At trial, B.D.-Y.'s daily routine was outlined. Mother was employed during regular daytime hours. She would wake up every day and take care of B.D.-Y. until she went to work. Grandmother would then come over and help for a few hours. Father would wake up a little later and would then be solely responsible for B.D.-Y. for the next few hours. Grandmother would return later in the afternoon to help Father, and Mother would return around 5 p.m.

Dr. Walsh testified that the bruising and the abrasion were atypical of a child B.D.-Y.'s age, as she was not at "cruising age" yet.
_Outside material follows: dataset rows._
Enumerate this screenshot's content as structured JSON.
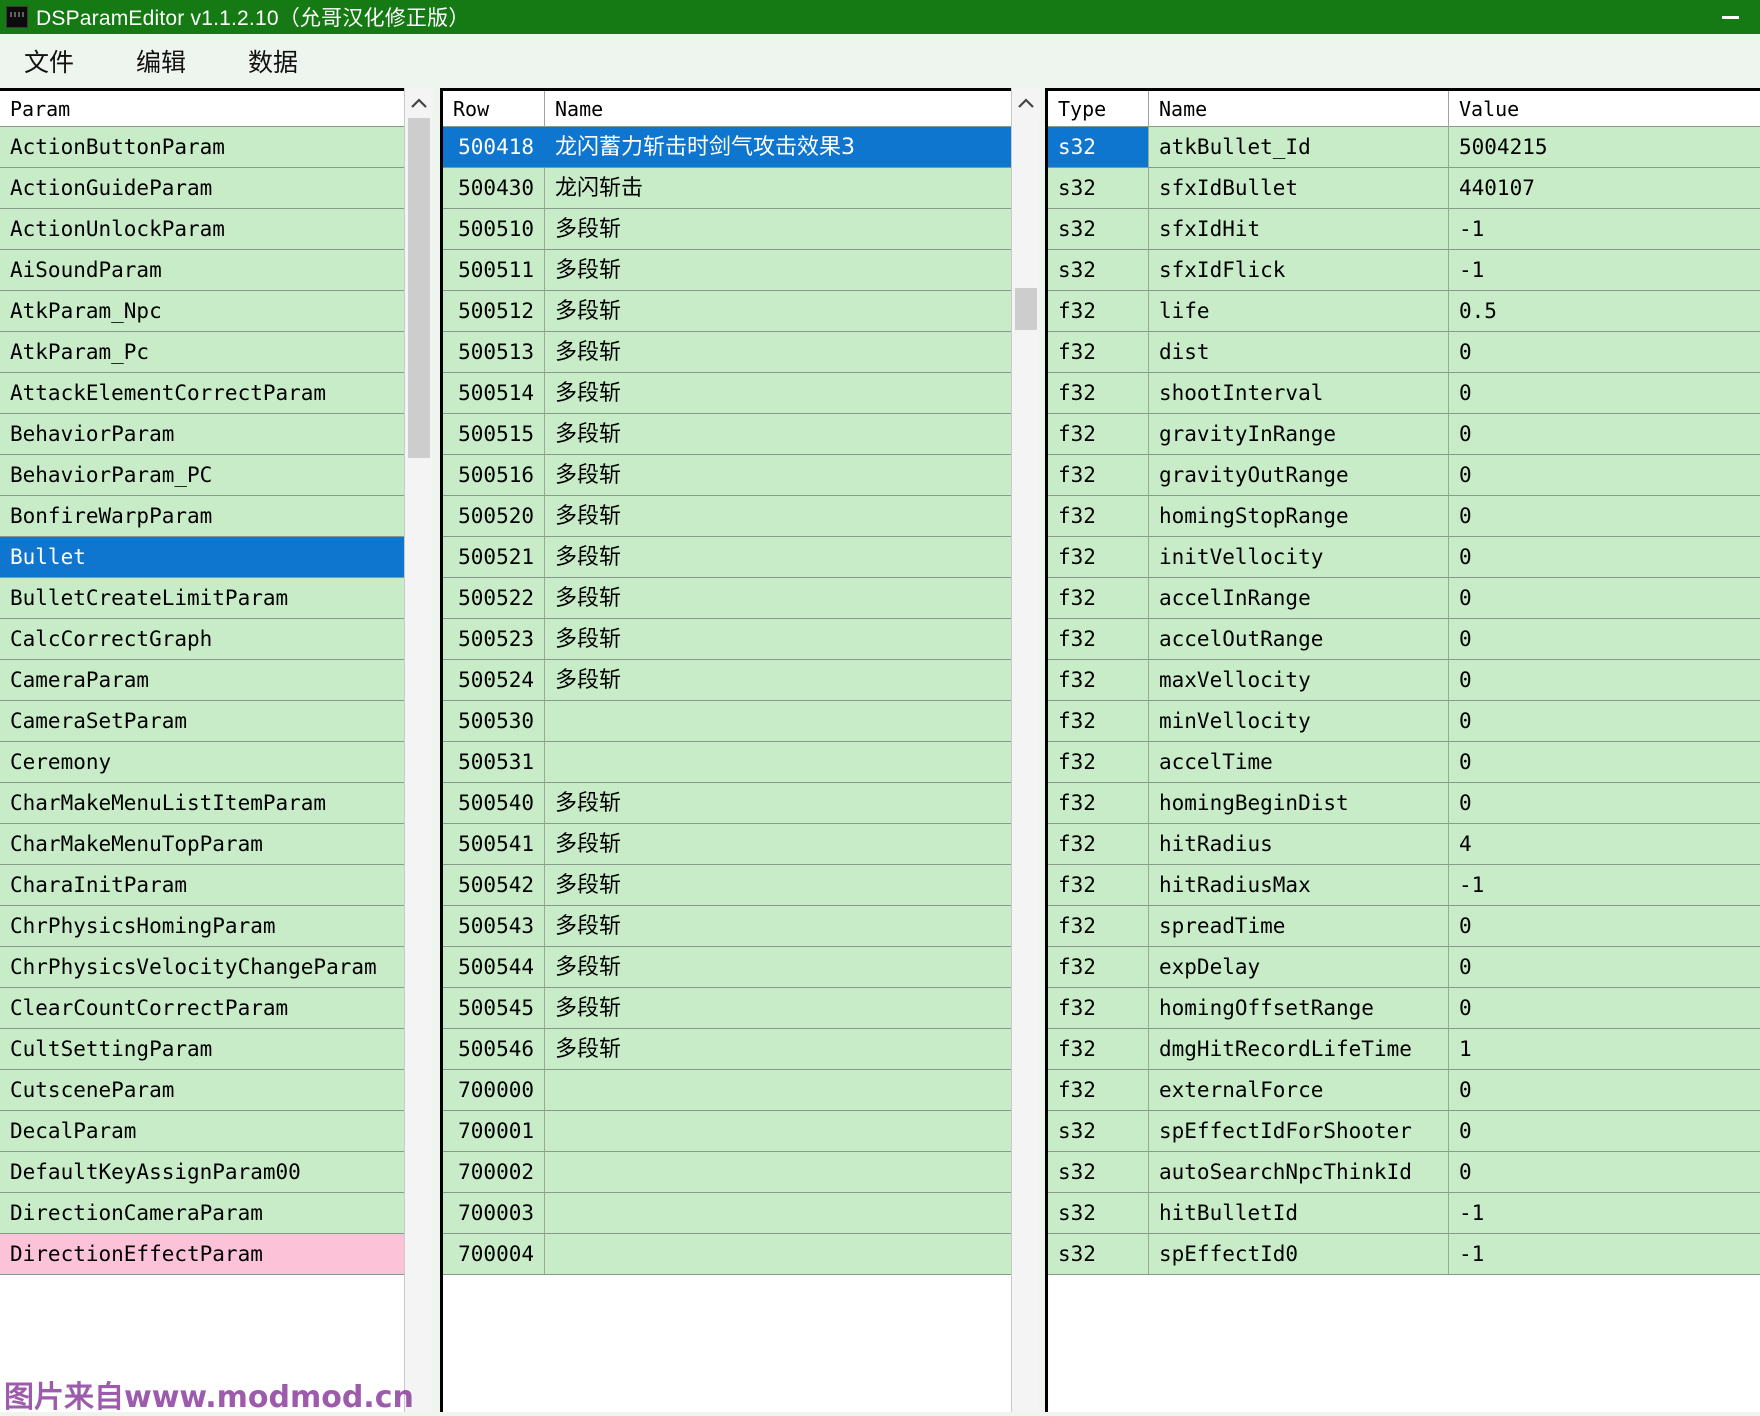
{
  "window": {
    "title": "DSParamEditor v1.1.2.10（允哥汉化修正版）",
    "app_icon": "app-icon",
    "minimize_label": "—",
    "titlebar_color": "#157a14",
    "selection_color": "#0e76ce",
    "row_color": "#c8ecc8",
    "pink_row_color": "#fcc3d8"
  },
  "menubar": {
    "items": [
      {
        "label": "文件"
      },
      {
        "label": "编辑"
      },
      {
        "label": "数据"
      }
    ]
  },
  "param_panel": {
    "header": "Param",
    "selected": "Bullet",
    "items": [
      {
        "label": "ActionButtonParam"
      },
      {
        "label": "ActionGuideParam"
      },
      {
        "label": "ActionUnlockParam"
      },
      {
        "label": "AiSoundParam"
      },
      {
        "label": "AtkParam_Npc"
      },
      {
        "label": "AtkParam_Pc"
      },
      {
        "label": "AttackElementCorrectParam"
      },
      {
        "label": "BehaviorParam"
      },
      {
        "label": "BehaviorParam_PC"
      },
      {
        "label": "BonfireWarpParam"
      },
      {
        "label": "Bullet"
      },
      {
        "label": "BulletCreateLimitParam"
      },
      {
        "label": "CalcCorrectGraph"
      },
      {
        "label": "CameraParam"
      },
      {
        "label": "CameraSetParam"
      },
      {
        "label": "Ceremony"
      },
      {
        "label": "CharMakeMenuListItemParam"
      },
      {
        "label": "CharMakeMenuTopParam"
      },
      {
        "label": "CharaInitParam"
      },
      {
        "label": "ChrPhysicsHomingParam"
      },
      {
        "label": "ChrPhysicsVelocityChangeParam"
      },
      {
        "label": "ClearCountCorrectParam"
      },
      {
        "label": "CultSettingParam"
      },
      {
        "label": "CutsceneParam"
      },
      {
        "label": "DecalParam"
      },
      {
        "label": "DefaultKeyAssignParam00"
      },
      {
        "label": "DirectionCameraParam"
      },
      {
        "label": "DirectionEffectParam"
      }
    ]
  },
  "row_panel": {
    "headers": {
      "row": "Row",
      "name": "Name"
    },
    "selected_row": "500418",
    "rows": [
      {
        "row": "500418",
        "name": "龙闪蓄力斩击时剑气攻击效果3"
      },
      {
        "row": "500430",
        "name": "龙闪斩击"
      },
      {
        "row": "500510",
        "name": "多段斩"
      },
      {
        "row": "500511",
        "name": "多段斩"
      },
      {
        "row": "500512",
        "name": "多段斩"
      },
      {
        "row": "500513",
        "name": "多段斩"
      },
      {
        "row": "500514",
        "name": "多段斩"
      },
      {
        "row": "500515",
        "name": "多段斩"
      },
      {
        "row": "500516",
        "name": "多段斩"
      },
      {
        "row": "500520",
        "name": "多段斩"
      },
      {
        "row": "500521",
        "name": "多段斩"
      },
      {
        "row": "500522",
        "name": "多段斩"
      },
      {
        "row": "500523",
        "name": "多段斩"
      },
      {
        "row": "500524",
        "name": "多段斩"
      },
      {
        "row": "500530",
        "name": ""
      },
      {
        "row": "500531",
        "name": ""
      },
      {
        "row": "500540",
        "name": "多段斩"
      },
      {
        "row": "500541",
        "name": "多段斩"
      },
      {
        "row": "500542",
        "name": "多段斩"
      },
      {
        "row": "500543",
        "name": "多段斩"
      },
      {
        "row": "500544",
        "name": "多段斩"
      },
      {
        "row": "500545",
        "name": "多段斩"
      },
      {
        "row": "500546",
        "name": "多段斩"
      },
      {
        "row": "700000",
        "name": ""
      },
      {
        "row": "700001",
        "name": ""
      },
      {
        "row": "700002",
        "name": ""
      },
      {
        "row": "700003",
        "name": ""
      },
      {
        "row": "700004",
        "name": ""
      }
    ]
  },
  "field_panel": {
    "headers": {
      "type": "Type",
      "name": "Name",
      "value": "Value"
    },
    "selected_field": "atkBullet_Id",
    "fields": [
      {
        "type": "s32",
        "name": "atkBullet_Id",
        "value": "5004215"
      },
      {
        "type": "s32",
        "name": "sfxIdBullet",
        "value": "440107"
      },
      {
        "type": "s32",
        "name": "sfxIdHit",
        "value": "-1"
      },
      {
        "type": "s32",
        "name": "sfxIdFlick",
        "value": "-1"
      },
      {
        "type": "f32",
        "name": "life",
        "value": "0.5"
      },
      {
        "type": "f32",
        "name": "dist",
        "value": "0"
      },
      {
        "type": "f32",
        "name": "shootInterval",
        "value": "0"
      },
      {
        "type": "f32",
        "name": "gravityInRange",
        "value": "0"
      },
      {
        "type": "f32",
        "name": "gravityOutRange",
        "value": "0"
      },
      {
        "type": "f32",
        "name": "homingStopRange",
        "value": "0"
      },
      {
        "type": "f32",
        "name": "initVellocity",
        "value": "0"
      },
      {
        "type": "f32",
        "name": "accelInRange",
        "value": "0"
      },
      {
        "type": "f32",
        "name": "accelOutRange",
        "value": "0"
      },
      {
        "type": "f32",
        "name": "maxVellocity",
        "value": "0"
      },
      {
        "type": "f32",
        "name": "minVellocity",
        "value": "0"
      },
      {
        "type": "f32",
        "name": "accelTime",
        "value": "0"
      },
      {
        "type": "f32",
        "name": "homingBeginDist",
        "value": "0"
      },
      {
        "type": "f32",
        "name": "hitRadius",
        "value": "4"
      },
      {
        "type": "f32",
        "name": "hitRadiusMax",
        "value": "-1"
      },
      {
        "type": "f32",
        "name": "spreadTime",
        "value": "0"
      },
      {
        "type": "f32",
        "name": "expDelay",
        "value": "0"
      },
      {
        "type": "f32",
        "name": "homingOffsetRange",
        "value": "0"
      },
      {
        "type": "f32",
        "name": "dmgHitRecordLifeTime",
        "value": "1"
      },
      {
        "type": "f32",
        "name": "externalForce",
        "value": "0"
      },
      {
        "type": "s32",
        "name": "spEffectIdForShooter",
        "value": "0"
      },
      {
        "type": "s32",
        "name": "autoSearchNpcThinkId",
        "value": "0"
      },
      {
        "type": "s32",
        "name": "hitBulletId",
        "value": "-1"
      },
      {
        "type": "s32",
        "name": "spEffectId0",
        "value": "-1"
      }
    ]
  },
  "watermark": {
    "text": "图片来自www.modmod.cn"
  }
}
Dr. Walsh explained that these types of injuries are usually the result of a traumatic injury. She testified that the fishy-face maneuvers do not cause bruising. Additionally, to determine if Zantac was causing the bruising, B.D.-Y.'s platelet count was measured three times while she was at the hospital. Her platelet count was always normal.

Dr. Walsh also discussed the multiple rib fractures. She first explained that they were lateral and posterior, which were not typical of CPR-caused injuries. Dr. Walsh also explained that rib fractures are rare in infants because their ribs are so pliable. She further estimated that the fractures were 10 to 14 days old. She suspected child abuse because the explanations given for all of the injuries were implausible. She could not determine who had caused the injuries, however, or whether they were intentional or accidental.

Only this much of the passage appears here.